Actor Henry Edwards (27 August 1827 – 9 June 1891) in costume that appears to be for the role of Major-General Stanley in Gilbert & Sullivan's The Pirates of Penzance.
Something of a polymath, Edwards' extensive interest in the natural sciences was outlined in A Mingled Yarn: Henry Edwards, Thespian and Naturalist, in the Austral Land of Plenty, 1853-1866 (Tom W. May, Historical Records of Australian Science, vol. 11, no. 3, June 1997, pp. 407-418.)
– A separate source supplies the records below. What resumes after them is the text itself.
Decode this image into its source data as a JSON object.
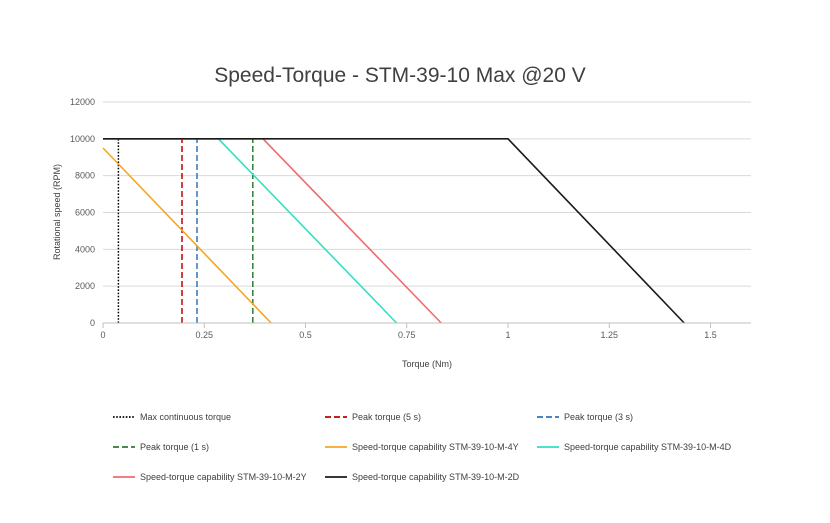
{
  "chart_data": {
    "type": "line",
    "title": "Speed-Torque -  STM-39-10 Max @20 V",
    "xlabel": "Torque (Nm)",
    "ylabel": "Rotational speed (RPM)",
    "xlim": [
      0,
      1.6
    ],
    "ylim": [
      0,
      12000
    ],
    "x_ticks": [
      0,
      0.25,
      0.5,
      0.75,
      1,
      1.25,
      1.5
    ],
    "x_tick_labels": [
      "0",
      "0.25",
      "0.5",
      "0.75",
      "1",
      "1.25",
      "1.5"
    ],
    "y_ticks": [
      0,
      2000,
      4000,
      6000,
      8000,
      10000,
      12000
    ],
    "y_tick_labels": [
      "0",
      "2000",
      "4000",
      "6000",
      "8000",
      "10000",
      "12000"
    ],
    "grid": "horizontal",
    "legend_position": "bottom",
    "series": [
      {
        "name": "Max continuous torque",
        "color": "#000000",
        "dash": "dotted",
        "points": [
          [
            0.038,
            0
          ],
          [
            0.038,
            10000
          ]
        ]
      },
      {
        "name": "Peak torque (5 s)",
        "color": "#c00000",
        "dash": "dashed",
        "points": [
          [
            0.195,
            0
          ],
          [
            0.195,
            10000
          ]
        ]
      },
      {
        "name": "Peak torque (3 s)",
        "color": "#2e75b6",
        "dash": "dashed",
        "points": [
          [
            0.232,
            0
          ],
          [
            0.232,
            10000
          ]
        ]
      },
      {
        "name": "Peak torque (1 s)",
        "color": "#2e7d32",
        "dash": "dashed",
        "points": [
          [
            0.37,
            0
          ],
          [
            0.37,
            10000
          ]
        ]
      },
      {
        "name": "Speed-torque capability STM-39-10-M-4Y",
        "color": "#f5a623",
        "dash": "solid",
        "points": [
          [
            0,
            9500
          ],
          [
            0.415,
            0
          ]
        ]
      },
      {
        "name": "Speed-torque capability STM-39-10-M-4D",
        "color": "#33e0c0",
        "dash": "solid",
        "points": [
          [
            0,
            10000
          ],
          [
            0.285,
            10000
          ],
          [
            0.725,
            0
          ]
        ]
      },
      {
        "name": "Speed-torque capability STM-39-10-M-2Y",
        "color": "#f06b6b",
        "dash": "solid",
        "points": [
          [
            0,
            10000
          ],
          [
            0.395,
            10000
          ],
          [
            0.835,
            0
          ]
        ]
      },
      {
        "name": "Speed-torque capability STM-39-10-M-2D",
        "color": "#1a1a1a",
        "dash": "solid",
        "points": [
          [
            0,
            10000
          ],
          [
            1.0,
            10000
          ],
          [
            1.435,
            0
          ]
        ]
      }
    ]
  }
}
"Henry Edwards was a man of diverse interests across the arts and sciences. In the realm of so-called 'amateur' science, he perhaps had few contemporary rivals. An actor by profession, Edwards came to Melbourne as a young man in the early 1850s, and was involved in the burgeoning scientific circles of the period. His brother William published works in Melbourne on criminal phrenology and mesmerism. Henry made many collections around Melbourne, and the National Museum of Victoria's collection of Australian insects was partly established from his private material. Edwards left Australia for America in 1866 and died in New York in 1891. His private entomological collection, one of the largest in the world at the time, was acquired by the American Museum of Natural History. Edwards had been a correspondent of Ferdinand von Mueller, and had provided Charles Darwin with data for The Descent of Man. His letters to hundreds of correspondents reveal much about the nature and practice of entomology in the colonial era."
While a resident of San Francisco, Edwards helped found the infamous Bohemian Club. Still active today, the club's all-male membership includes prominent politicians, businessmen, members of the arts, and militaries from around the world. Meeting annually at the secretive Bohemian Grove in northern California, the group is the subject of ongoing conspiracy theories.